Alors l’expression est belle, certes… mais concrètement, puisque Dieu, personne ne
l’a jamais vu (Jn 1,18), il est compliqué de savoir ce qui, en nous, serait proprement
humain, et ce qui, en nous, serait image de Dieu.
Si nous étudions de prêt le texte biblique, nous pouvons comprendre que ce qui, en
nous, est image de Dieu, c’est n’est le fait d’avoir deux bras et deux jambes, mais le
fait d’être des êtres de relation, de nous découvrir et de nous accomplir au contact de
l’altérité, entre nous et avec Dieu. Nous sommes également images de Dieu dans le
fait de participer à la création, de devoir exercer sur elle une domination non-violente.
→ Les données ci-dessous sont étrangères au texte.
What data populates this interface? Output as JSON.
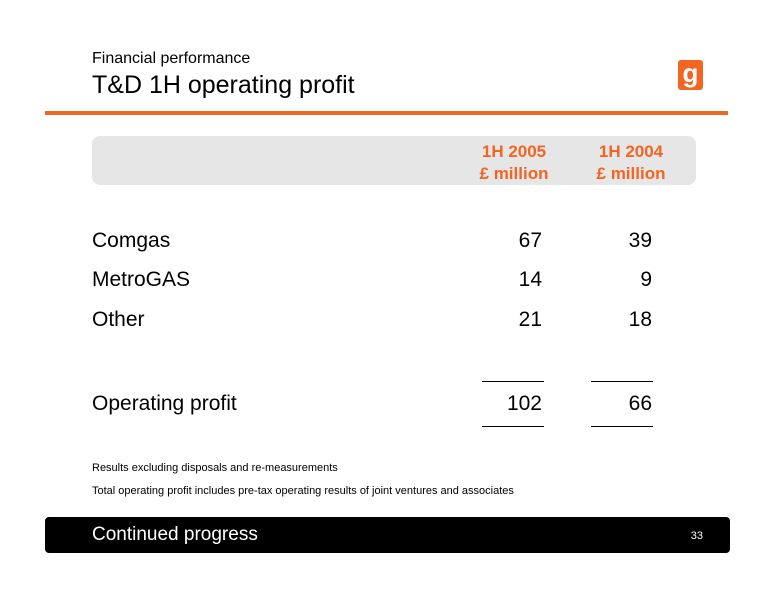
{
  "header": {
    "subtitle": "Financial performance",
    "title": "T&D 1H operating profit",
    "logo_letter": "g"
  },
  "columns": [
    {
      "line1": "1H 2005",
      "line2": "£ million"
    },
    {
      "line1": "1H 2004",
      "line2": "£ million"
    }
  ],
  "rows": [
    {
      "label": "Comgas",
      "v2005": "67",
      "v2004": "39"
    },
    {
      "label": "MetroGAS",
      "v2005": "14",
      "v2004": "9"
    },
    {
      "label": "Other",
      "v2005": "21",
      "v2004": "18"
    }
  ],
  "total": {
    "label": "Operating profit",
    "v2005": "102",
    "v2004": "66"
  },
  "notes": [
    "Results excluding disposals and re-measurements",
    "Total operating profit includes pre-tax operating results of joint ventures and associates"
  ],
  "footer": {
    "text": "Continued progress",
    "page": "33"
  },
  "colors": {
    "accent": "#f26522",
    "band": "#e6e6e6",
    "footer_bg": "#000000"
  }
}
Vous comprenez qu’être image de Dieu, c’est quelque chose que nous avons en nous,
que nous portons, mais qui peut aussi s’effacer, comme une photo ancienne qui petit
à petit blanchit. Si je ne suis pas dans une relation d’amour avec mon prochain, si je
ne m’ouvre pas à l’altérité, si j’exerce une domination par le pouvoir et la violence
plutôt que par le service, alors l’image de Dieu en moi s’estompe, jusqu’à devenir
quasi-invisible.
Frères et sœurs, l’Évangile d’aujourd’hui est dur à entre. Dieu refuse l’entrée dans
son Royaume aux insouciantes, sous prétexte qu’il ne les connaîtrait pas… c’est rude.
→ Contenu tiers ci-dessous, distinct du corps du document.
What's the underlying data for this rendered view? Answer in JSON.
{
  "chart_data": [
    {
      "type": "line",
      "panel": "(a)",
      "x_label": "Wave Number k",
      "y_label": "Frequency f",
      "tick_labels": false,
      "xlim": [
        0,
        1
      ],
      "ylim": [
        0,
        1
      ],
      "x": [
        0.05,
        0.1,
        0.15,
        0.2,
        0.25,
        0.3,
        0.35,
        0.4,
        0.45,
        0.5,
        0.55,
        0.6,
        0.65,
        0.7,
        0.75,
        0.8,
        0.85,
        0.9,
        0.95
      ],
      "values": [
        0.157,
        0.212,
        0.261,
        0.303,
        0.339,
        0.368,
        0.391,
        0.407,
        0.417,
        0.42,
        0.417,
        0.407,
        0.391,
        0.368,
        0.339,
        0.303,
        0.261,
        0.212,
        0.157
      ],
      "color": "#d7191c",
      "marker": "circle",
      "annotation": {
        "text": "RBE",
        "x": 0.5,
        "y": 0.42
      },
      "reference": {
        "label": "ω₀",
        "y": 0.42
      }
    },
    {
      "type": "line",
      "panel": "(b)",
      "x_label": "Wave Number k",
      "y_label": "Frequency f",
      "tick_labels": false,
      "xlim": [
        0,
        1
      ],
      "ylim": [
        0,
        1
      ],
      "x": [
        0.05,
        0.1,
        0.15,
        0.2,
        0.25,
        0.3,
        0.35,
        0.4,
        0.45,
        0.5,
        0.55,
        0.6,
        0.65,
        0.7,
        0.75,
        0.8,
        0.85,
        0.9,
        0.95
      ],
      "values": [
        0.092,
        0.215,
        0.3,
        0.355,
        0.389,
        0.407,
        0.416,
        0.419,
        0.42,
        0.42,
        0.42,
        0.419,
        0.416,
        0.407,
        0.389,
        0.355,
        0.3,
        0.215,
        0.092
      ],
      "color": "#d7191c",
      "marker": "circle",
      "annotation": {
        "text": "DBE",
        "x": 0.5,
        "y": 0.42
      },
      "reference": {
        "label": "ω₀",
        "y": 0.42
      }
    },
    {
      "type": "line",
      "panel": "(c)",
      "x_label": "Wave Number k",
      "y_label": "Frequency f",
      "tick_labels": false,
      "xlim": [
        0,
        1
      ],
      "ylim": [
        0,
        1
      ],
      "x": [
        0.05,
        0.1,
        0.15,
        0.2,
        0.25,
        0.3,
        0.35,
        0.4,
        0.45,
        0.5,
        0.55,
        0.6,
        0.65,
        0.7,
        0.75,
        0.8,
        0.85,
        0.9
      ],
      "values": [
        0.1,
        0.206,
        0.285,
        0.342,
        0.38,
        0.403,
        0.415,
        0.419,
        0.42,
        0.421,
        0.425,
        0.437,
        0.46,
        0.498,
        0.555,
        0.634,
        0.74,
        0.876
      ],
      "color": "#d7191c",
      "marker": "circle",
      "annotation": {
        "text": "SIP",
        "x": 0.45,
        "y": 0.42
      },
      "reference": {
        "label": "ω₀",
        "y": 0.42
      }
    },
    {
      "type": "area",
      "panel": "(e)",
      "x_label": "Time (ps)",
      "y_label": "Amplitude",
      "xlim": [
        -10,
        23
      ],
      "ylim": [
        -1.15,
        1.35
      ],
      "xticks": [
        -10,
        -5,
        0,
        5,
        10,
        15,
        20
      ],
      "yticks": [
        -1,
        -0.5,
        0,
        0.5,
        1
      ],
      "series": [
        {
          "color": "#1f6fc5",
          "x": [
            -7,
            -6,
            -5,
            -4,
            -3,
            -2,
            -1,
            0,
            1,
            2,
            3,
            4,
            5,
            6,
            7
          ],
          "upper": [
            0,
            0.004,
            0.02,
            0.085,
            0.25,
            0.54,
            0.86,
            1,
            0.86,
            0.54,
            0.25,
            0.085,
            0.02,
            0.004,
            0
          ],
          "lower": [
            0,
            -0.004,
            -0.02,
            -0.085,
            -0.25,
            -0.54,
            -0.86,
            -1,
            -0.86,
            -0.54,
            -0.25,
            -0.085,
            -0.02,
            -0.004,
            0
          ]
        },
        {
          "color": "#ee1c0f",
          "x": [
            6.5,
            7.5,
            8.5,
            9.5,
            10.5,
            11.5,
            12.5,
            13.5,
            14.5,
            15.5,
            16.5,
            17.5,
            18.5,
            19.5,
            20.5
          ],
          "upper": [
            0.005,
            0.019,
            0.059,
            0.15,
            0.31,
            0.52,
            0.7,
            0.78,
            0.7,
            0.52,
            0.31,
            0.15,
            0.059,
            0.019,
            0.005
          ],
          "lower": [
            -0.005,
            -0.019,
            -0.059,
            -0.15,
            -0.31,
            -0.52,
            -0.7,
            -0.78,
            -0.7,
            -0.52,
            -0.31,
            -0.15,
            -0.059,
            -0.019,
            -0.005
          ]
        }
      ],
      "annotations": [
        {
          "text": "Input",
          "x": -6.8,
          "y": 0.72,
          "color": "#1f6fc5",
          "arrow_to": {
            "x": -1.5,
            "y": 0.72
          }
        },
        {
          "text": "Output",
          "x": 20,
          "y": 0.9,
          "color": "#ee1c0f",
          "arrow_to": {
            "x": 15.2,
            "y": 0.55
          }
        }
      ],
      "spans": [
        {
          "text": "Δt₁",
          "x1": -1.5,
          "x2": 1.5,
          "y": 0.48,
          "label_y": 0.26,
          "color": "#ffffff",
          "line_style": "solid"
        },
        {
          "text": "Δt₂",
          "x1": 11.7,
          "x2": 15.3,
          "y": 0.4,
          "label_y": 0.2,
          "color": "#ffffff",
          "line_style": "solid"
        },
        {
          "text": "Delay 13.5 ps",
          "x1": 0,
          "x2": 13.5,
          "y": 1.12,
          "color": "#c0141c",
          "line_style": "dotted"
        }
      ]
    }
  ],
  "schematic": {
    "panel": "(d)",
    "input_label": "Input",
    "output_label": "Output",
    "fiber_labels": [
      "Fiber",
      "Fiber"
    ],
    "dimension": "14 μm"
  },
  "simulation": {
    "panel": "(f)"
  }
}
Dieu est père. Un père connait ses enfants. Quel père qui a élevé ses enfants dans
l’amour pourrait prétendre ne pas les connaître ? Où donc est la miséricorde de
Dieu ? Ce « je ne vous connais pas » résonne comme une porte qui peut nous être
claquée au nez. Comment comprendre cette parabole ?
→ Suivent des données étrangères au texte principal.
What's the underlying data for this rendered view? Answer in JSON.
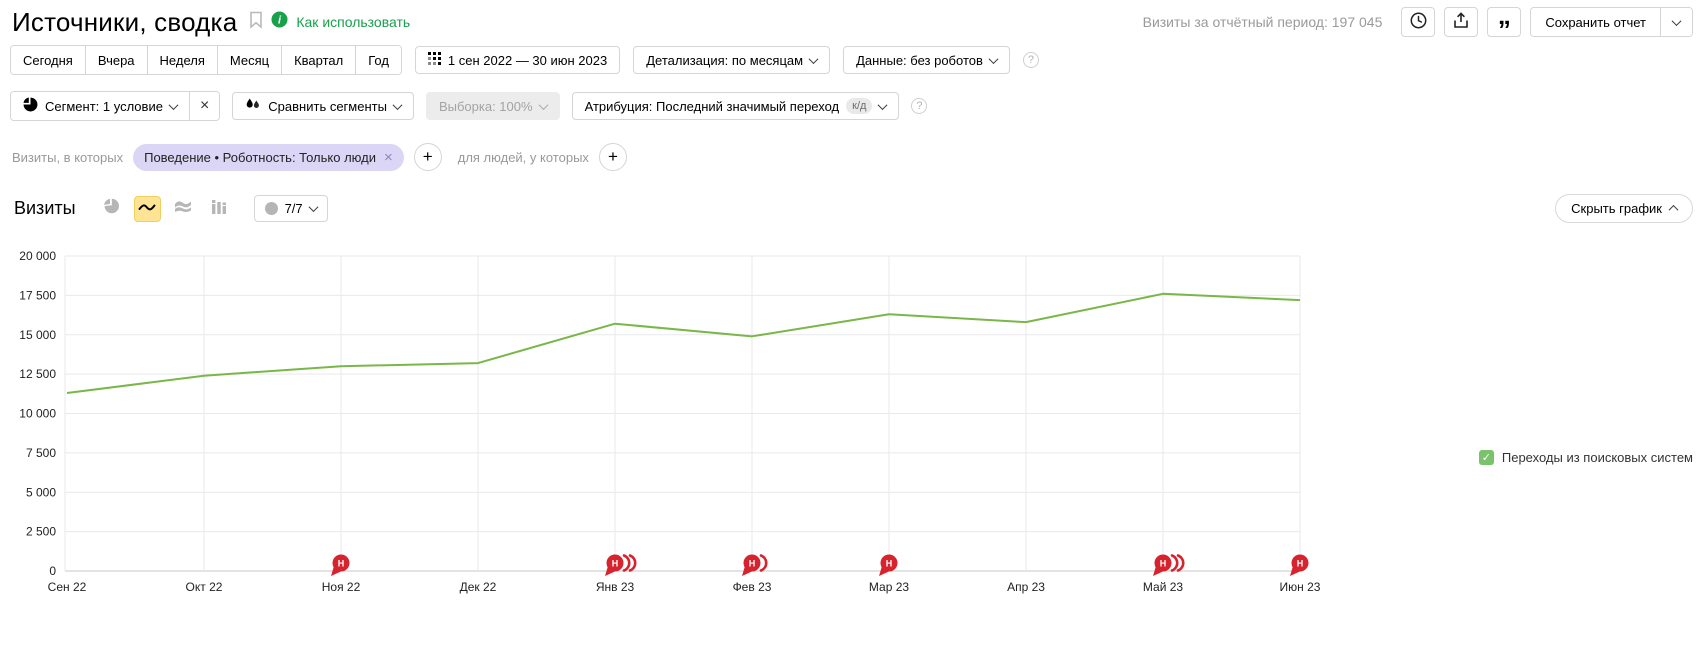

Imaginez un père qui est réveillé par un coup de fil de la police. On lui demande de
venir au poste parce que son fils, insouciant, a été arrêté. Disons qu’il a braqué une
grand-mère. Le père se dit… ce n’est pas possible ! Mon enfant, si gentil, qui aime
tellement sa propre grand-mère, celui qui hier encore jouait au foot avec son petit
frère n’a pas pu faire ça… il y a forcément une erreur. Il arrive au poste et voit qu’il
s’agit bien de son fils. Le père ne pourra-t-il pas dire à son fils : « je ne te reconnais
pas » ? Comment tout ce que je t’ai donné a-t-il pu disparaître au point que tu sois
capable d’un tel acte ? Avec le temps, ce qu’il y avait d’image du père dans le fils
s’est estompé.
Le père ne reconnait plus le fils, parce qu’il n’y voit plus sa propre image. Il reconnait
son fils, bien sûr, mais ce fils a perdu l’odeur du père. Il n’est plus de la même
colonie.
Frères et sœurs, cette parabole nous apprend quelque chose sur la manière dont Dieu
nous connaît. Dieu ne nous connaît pas comme nous connaissons des participants
d’une télé-réalité, à nous scruter dans nos moindres faits et gestes. Dieu ne nous
regarde pas avec des caméras de vidéosurveillance.
Dieu nous connaît et nous reconnaît par son identité qu’il a mise en nous. Si, quand
nous le verrons face à face, il ne trouve en nous aucune trace de sa propre image, si
nous ne sentons pas le divin, comme pourrait-il nous reconnaître comme ses
créatures ?
Alors l’entrée du Royaume de Dieu ne sera pas pour nous. Nous en aurons perdu la
citoyenneté, comme les insouciantes ont perdu toute leur huile. Cette huile n’est pas
quelque chose qui se refile de la main à la main, comme elles semblent le croire en
demandant de l’huile aux prévoyantes.
L’image de Dieu, on ne l’achète pas : chacun la reçoit de Dieu comme un don qui lui
est fait personnellement, puis chacun en vit selon ce qu’il est, chacun la cultive, par
une vie de relation, de foi, d’espérance et de charité.
Alors, quand l’époux arrivera, nous le reconnaîtrons, parce que nous serons
semblables à lui, unis par la même odeur divine, l’odeur de la sainteté.